吉川美津子のお葬式あらかると

Vol.2 喪服選びは難しい

先日、喪服を揃えたいという友人の付き添いで、都内某百貨店のフォーマルウエア売り場に行ってきました。年齢が上がるにしたがって、必然的に増える不幸事に備えて、年相応の略礼服を一式揃えておきたいとのこと。そういう世代に突入したのだな、と実感せずにはいられません。

さて、肝心の喪服選び。私の経験上、喪服選びのポイントとなる点には次の4つがあげられます。

喪服・体型に合うこと
・飽きのこないデザイン
・夏は涼しく、冬は温かく着こなせるもの
・できればポケットが付いていると良い

男性にはピンとこないかもしれませんが、女性にとってはこのポイント、簡単にクリアできそうで、イザ購入段階になると案外ハードルが高いポイントなのです。

喪服を着用する意味は、遺族や親戚に対して思いやりや弔意を服装で表すことであって、お洒落や自己主張は必要なしとわかっていても、気に行ったデザインを購入したいと思うのはごく自然な発想です。しかし、喪服のほとんどは「流行に左右されず長年にわたって着用できるもの」というコンセプトで作られているため、無難である半面どれもセンスはイマイチ。しかも、市販されている喪服の多くはオールシーズンタイプで、真冬は寒すぎるし、真夏は蒸し風呂状態。おまけに女性の場合はポケットがついないタイプも多く、実用性の面からも首を傾げたくなるタイプばかり。

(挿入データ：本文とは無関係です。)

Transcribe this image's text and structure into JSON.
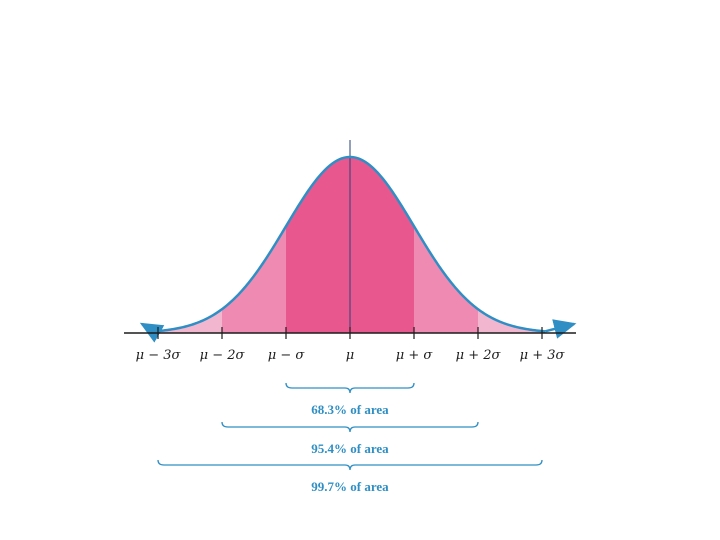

「この値段(定価3~5万円)ならもう少し良いデザインがあるかも」と言い残し、その場を去った友人。あれこれ悩んだ挙句、最終的に選んだ喪服は某通販会社の「喪服4点セット12,800円」。値段の割に生地もしっかりしていて、素人目では高級服地と区別が難しいくらいのお買い得品に大満足です。購入の決め手は、女性らしさを際立たせるマーメードタイプのスカートと、適度にシェイプされたジャケット(ポケット付き!)だったとか。ブラウスは半袖だから真夏も対応できるし、真冬は重ね着可能なデザインになっているなど、消費者のウォンツをしっかりキャッチしたコンセプト。通販だからといってあなどれません。

どうやら「喪服は一生モノ」という考えは、ひと昔前の話であって、現代ではあてはまらないようです。「せっかくだから、長く着られるように良いものを」と高価な喪服を購入しても、数年後イザ出してみるとサイズが合わなかったり、昔のデザインで着用に躊躇してしまうことがあります。リーズナブルな価格帯の商品も数多く出回っていますので、5~10年くらいに一度は買いかえる気持ちで準備したほうが良いでしょう。

ただ改善の余地ありは、弔事用のバッグ。似たような正方形や台形の型ばかりでデザインに期待できないどころか、収納力の低さや使い勝手の悪さも問題。最近はバリエーションも増えてきましたが、「もう少し選択肢があれば良いのに」と考える女性は案外多いのではないでしょうか。